Neden “yorumlu red”?

Neden “yorumlu red”?

Son bir yılın Türkiyesi, tarihinin en yoğun anayasal ve siyasal tartışmalarına tanık oluyor. Neler sığmadı ki, Nisan 2007-Nisan 2008 arasına. Nedeni, bir insan hakları veya demokrasi mücadelesinden çok, güç veya iktidar kavgası…

Kim kaybetti, kim kazandı? Aktörleri açısından henüz belli değil. Şimdilik şu belli: kaybeden Türkiye; insan hakları, demokrasi ve lâiklik bakımından.

Nasıl değerlendirmeli? Kim haklı, kim haksız? “Olan” nedir sorusuna, siyaset bilimi yaklaşımıyla yanıt aranmalı. Zira olan, gidilen yer için, “olması gereken”i işaret edebilir. Olması gerekeni saptamak, olanı elden geldiğince nesnel bir şekilde resmetmeye bağlı.

Uzun erimli bakış açısıyla eğer anayasal gelişme tarihimiz, “süreklilik” ve “kırılma” öğeleriyle irdelenirse, son bir yıl, onarım sürecinin törpülediği kırılmaları bile, en yoğun biçimde gün ışığına çıkardı ve bunlar, demokrasi, lâiklik, yurttaşlık ve hukuk/siyaset ilişkisi gibi kavramlar ekseninde odaklaştı.

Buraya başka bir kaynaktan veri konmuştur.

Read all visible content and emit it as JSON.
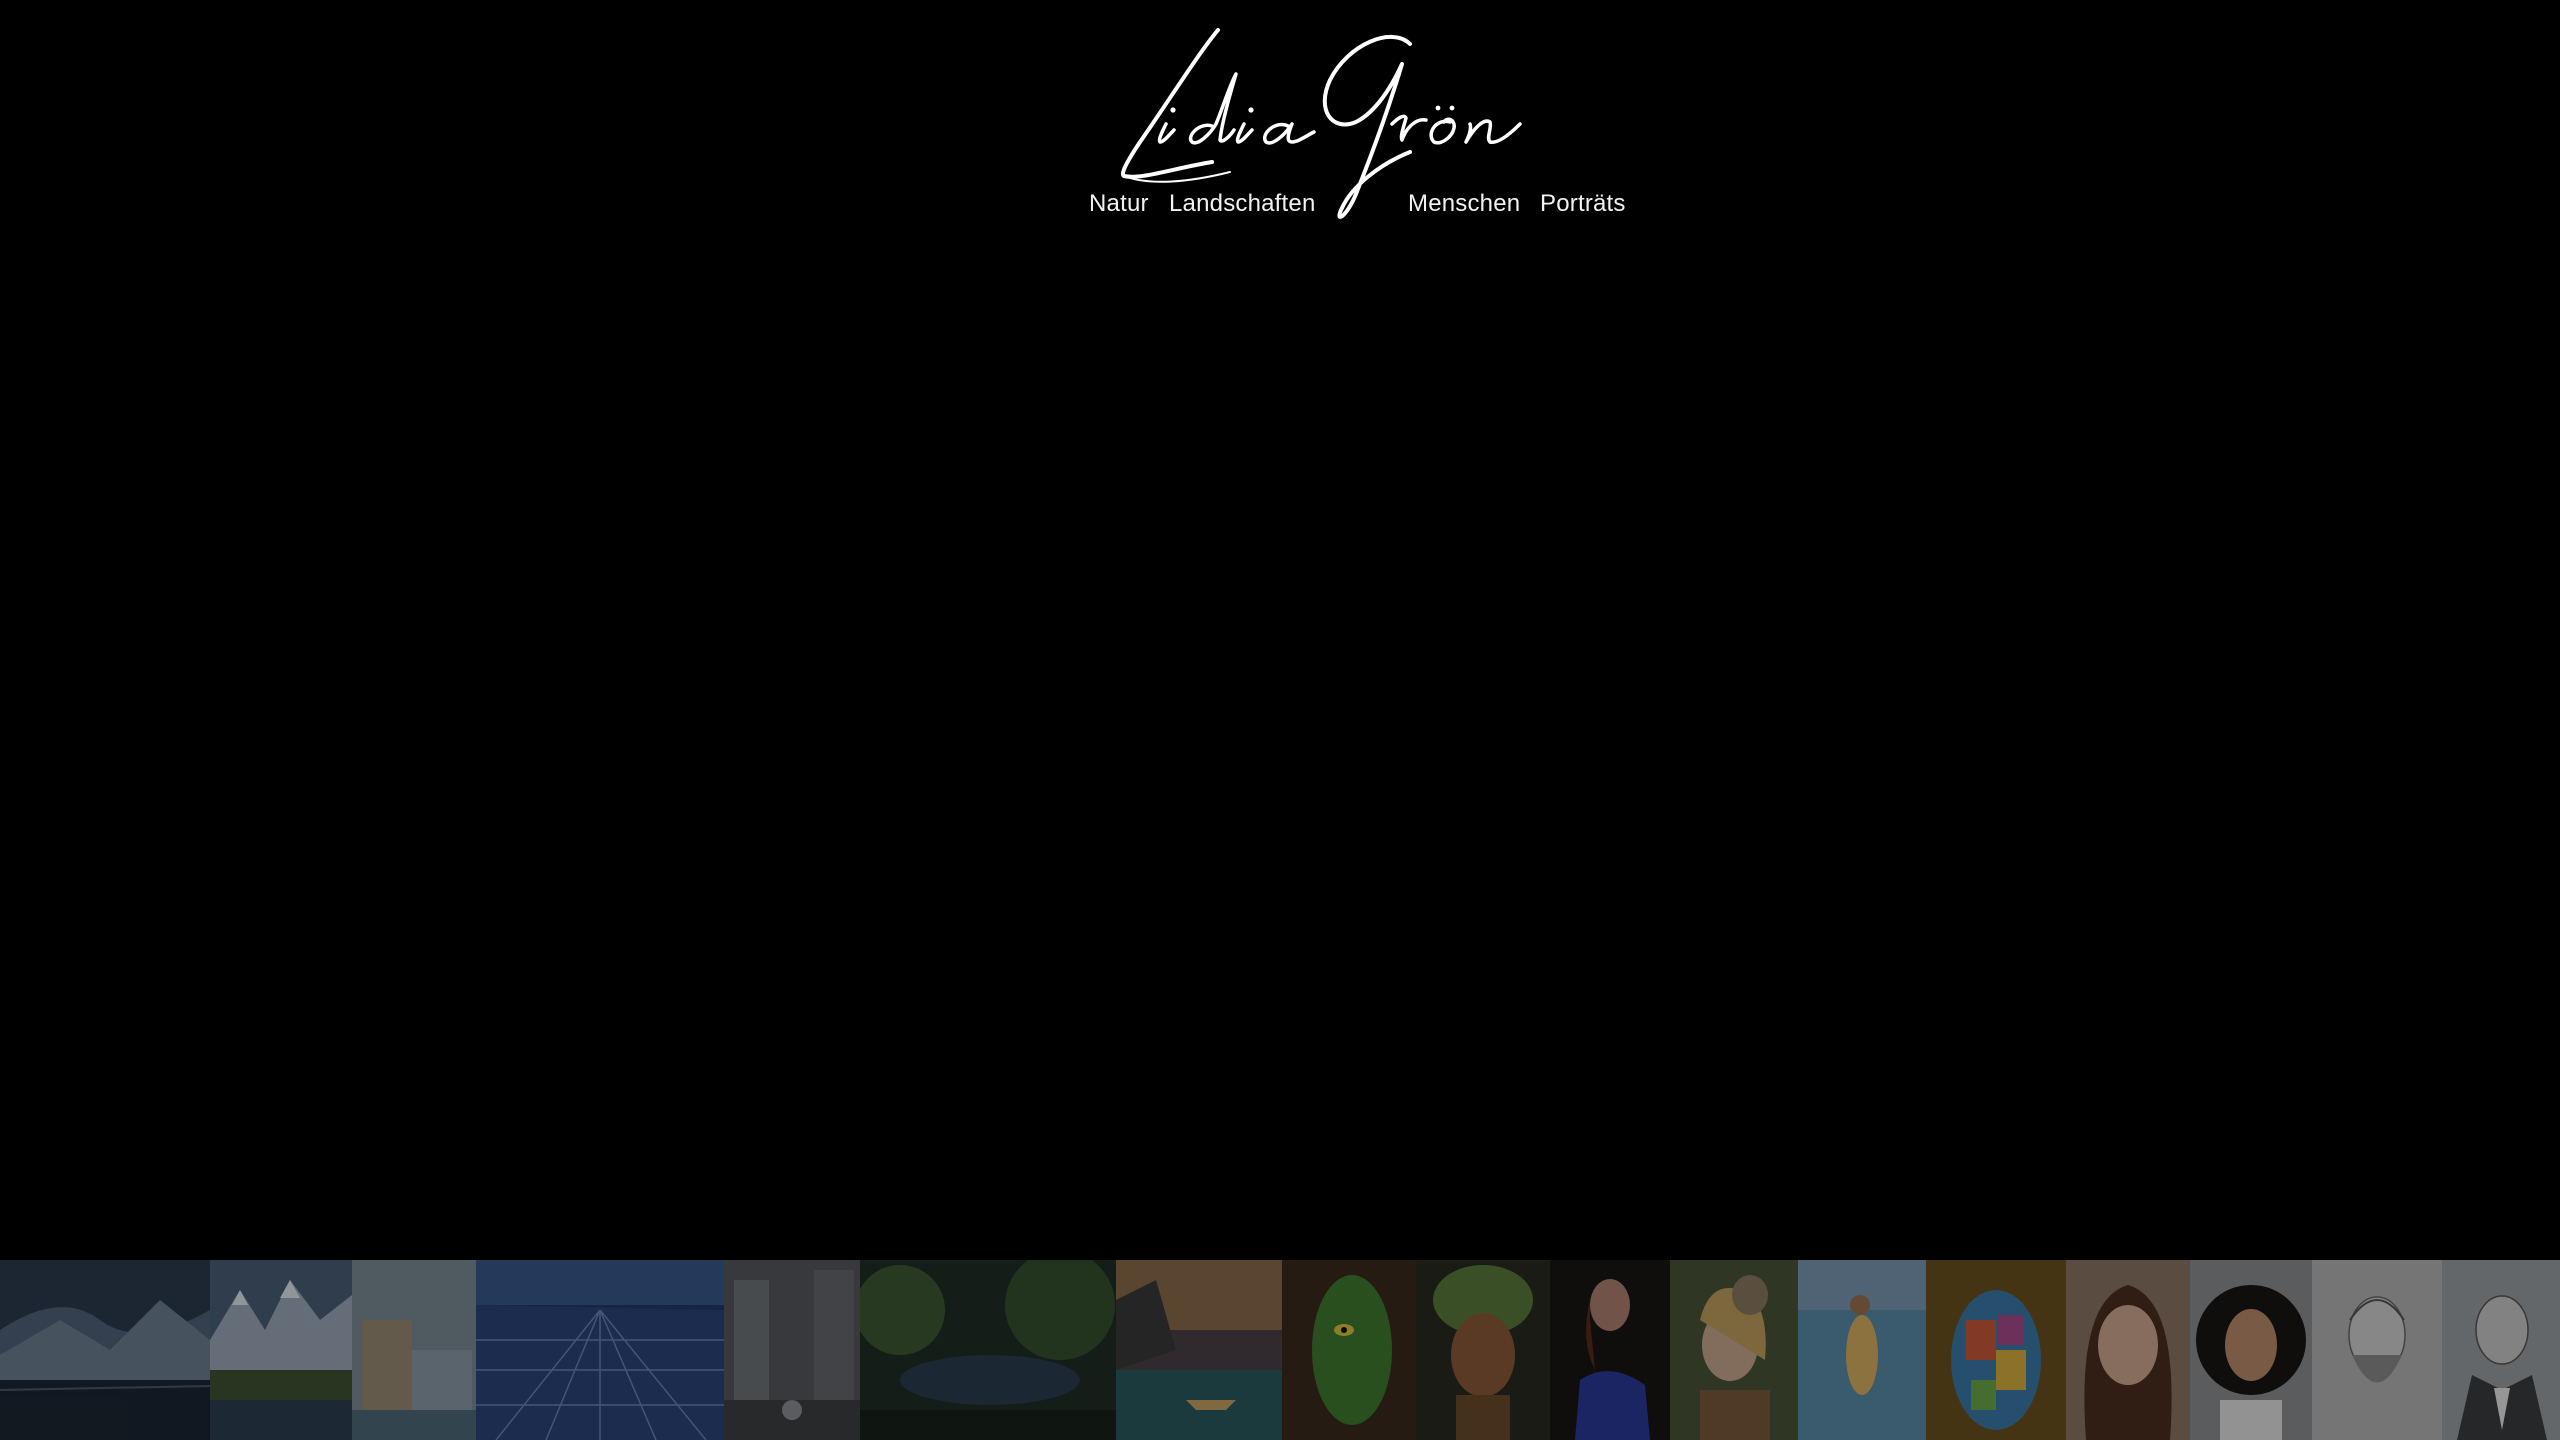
{
  "brand": {
    "signature": "Lidia Grön"
  },
  "nav": {
    "items": [
      "Natur",
      "Landschaften",
      "Menschen",
      "Porträts"
    ]
  },
  "colors": {
    "background": "#000000",
    "text": "#ffffff"
  },
  "gallery": {
    "thumbnails": [
      {
        "subject": "mountain lake landscape painting"
      },
      {
        "subject": "snowy mountains and meadow painting"
      },
      {
        "subject": "mediterranean village painting"
      },
      {
        "subject": "aerial city at dusk painting"
      },
      {
        "subject": "rainy city street painting"
      },
      {
        "subject": "forest river at night painting"
      },
      {
        "subject": "seaside cliffs with boat painting"
      },
      {
        "subject": "green face in tree painting"
      },
      {
        "subject": "woman with headwrap portrait"
      },
      {
        "subject": "woman in blue dress portrait"
      },
      {
        "subject": "woman with owl painting"
      },
      {
        "subject": "pregnant woman at sea painting"
      },
      {
        "subject": "colorful mosaic face painting"
      },
      {
        "subject": "woman with brown hair portrait"
      },
      {
        "subject": "woman with curly hair portrait"
      },
      {
        "subject": "bearded man pencil portrait"
      },
      {
        "subject": "man in suit portrait"
      }
    ]
  }
}
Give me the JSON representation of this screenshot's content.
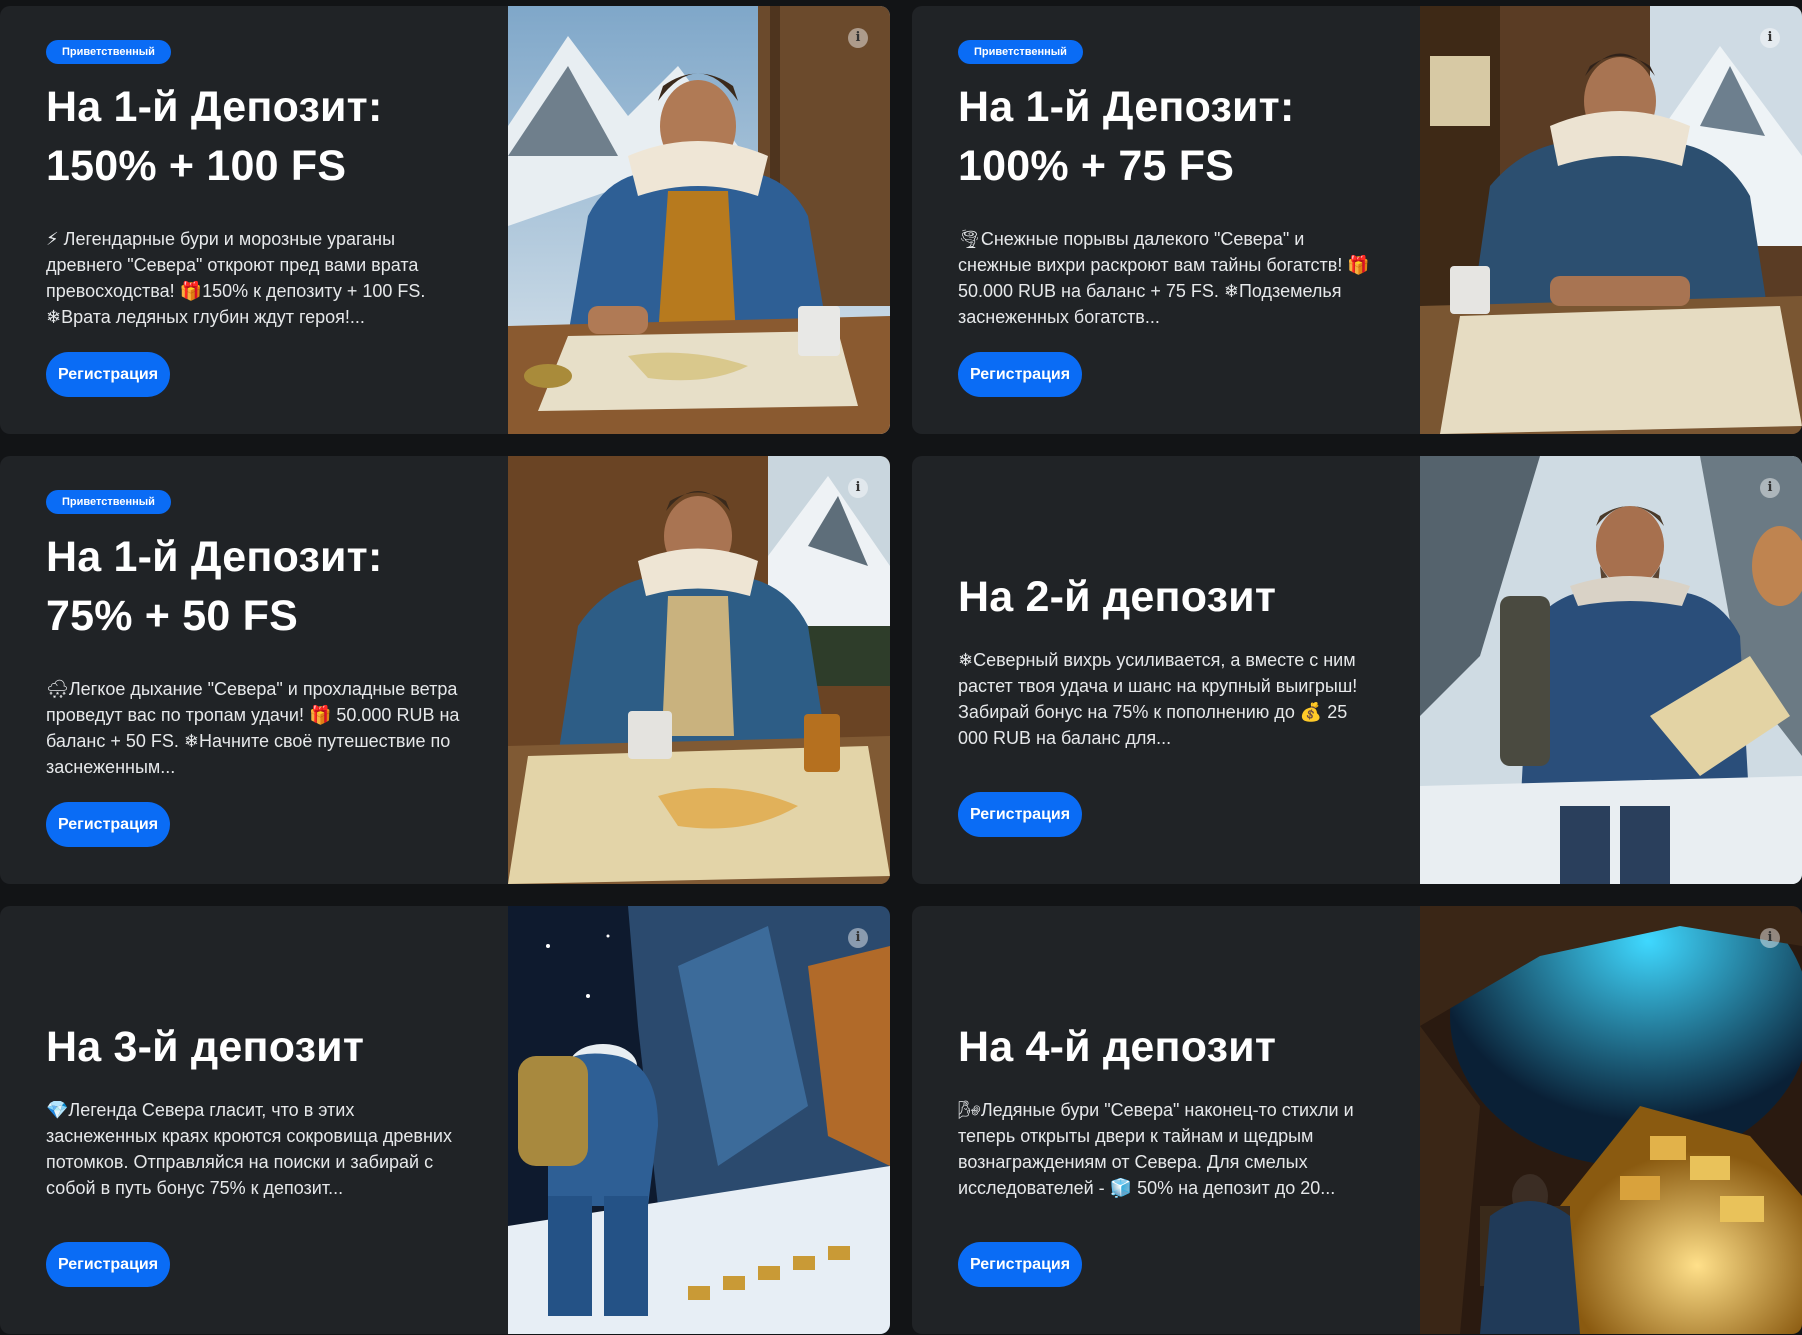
{
  "cards": [
    {
      "badge": "Приветственный",
      "title": "На 1-й Депозит: 150% + 100 FS",
      "description": "⚡ Легендарные бури и морозные ураганы древнего \"Севера\" откроют пред вами врата превосходства! 🎁150% к депозиту + 100 FS. ❄Врата ледяных глубин ждут героя!...",
      "button": "Регистрация"
    },
    {
      "badge": "Приветственный",
      "title": "На 1-й Депозит: 100% + 75 FS",
      "description": "🌪Снежные порывы далекого \"Севера\" и снежные вихри раскроют вам тайны богатств! 🎁50.000 RUB на баланс + 75 FS. ❄Подземелья заснеженных богатств...",
      "button": "Регистрация"
    },
    {
      "badge": "Приветственный",
      "title": "На 1-й Депозит: 75% + 50 FS",
      "description": "🌨Легкое дыхание \"Севера\" и прохладные ветра проведут вас по тропам удачи! 🎁 50.000 RUB на баланс + 50 FS. ❄Начните своё путешествие по заснеженным...",
      "button": "Регистрация"
    },
    {
      "badge": "",
      "title": "На 2-й депозит",
      "description": "❄Северный вихрь усиливается, а вместе с ним растет твоя удача и шанс на крупный выигрыш! Забирай бонус на 75% к пополнению до 💰 25 000 RUB на баланс для...",
      "button": "Регистрация"
    },
    {
      "badge": "",
      "title": "На 3-й депозит",
      "description": "💎Легенда Севера гласит, что в этих заснеженных краях кроются сокровища древних потомков. Отправляйся на поиски и забирай с собой в путь бонус 75% к депозит...",
      "button": "Регистрация"
    },
    {
      "badge": "",
      "title": "На 4-й депозит",
      "description": "🌬Ледяные бури \"Севера\" наконец-то стихли и теперь открыты двери к тайнам и щедрым вознаграждениям от Севера. Для смелых исследователей - 🧊 50% на депозит до 20...",
      "button": "Регистрация"
    }
  ],
  "icons": {
    "info": "info-icon"
  },
  "colors": {
    "accent": "#0a6cf5",
    "card_bg": "#202326",
    "page_bg": "#121416"
  }
}
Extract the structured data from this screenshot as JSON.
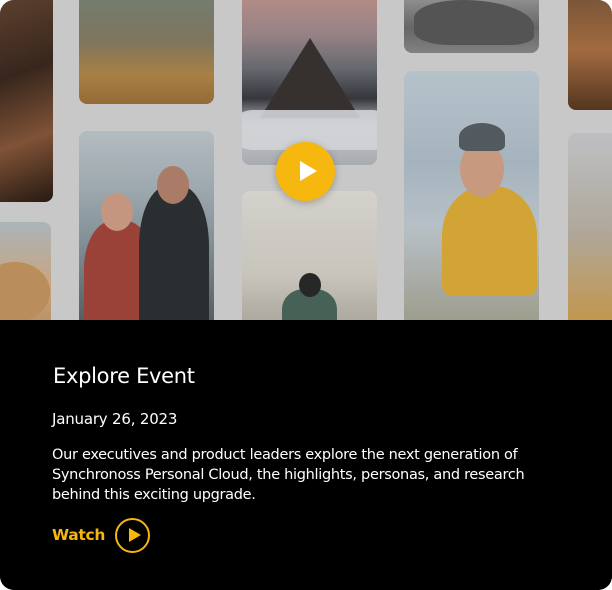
{
  "event": {
    "title": "Explore Event",
    "date": "January 26, 2023",
    "description": "Our executives and product leaders explore the next generation of Synchronoss Personal Cloud, the highlights, personas, and research behind this exciting upgrade.",
    "watch_label": "Watch"
  },
  "hero": {
    "play_icon": "play-icon",
    "accent_color": "#f6b70e"
  },
  "colors": {
    "background": "#000000",
    "text": "#ffffff",
    "accent": "#f5b60f"
  }
}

Konuşan ve eli kalem tutanların çoğunluğu, parti tutmada tanık olduğumuz geleneksel tarafgirlik gibi, “kavram sever” oldu: demokrat veya lâik, hukuktan veya siyasetten yana sadece…

Söz konusu ayrışmacı yaklaşımdan uzaklaşabildiğimiz ölçüde, “gidilen yer” üzerine fikir sahibi olabiliriz. Şu halde, ne yapmalı? Yani, olması gereken nedir?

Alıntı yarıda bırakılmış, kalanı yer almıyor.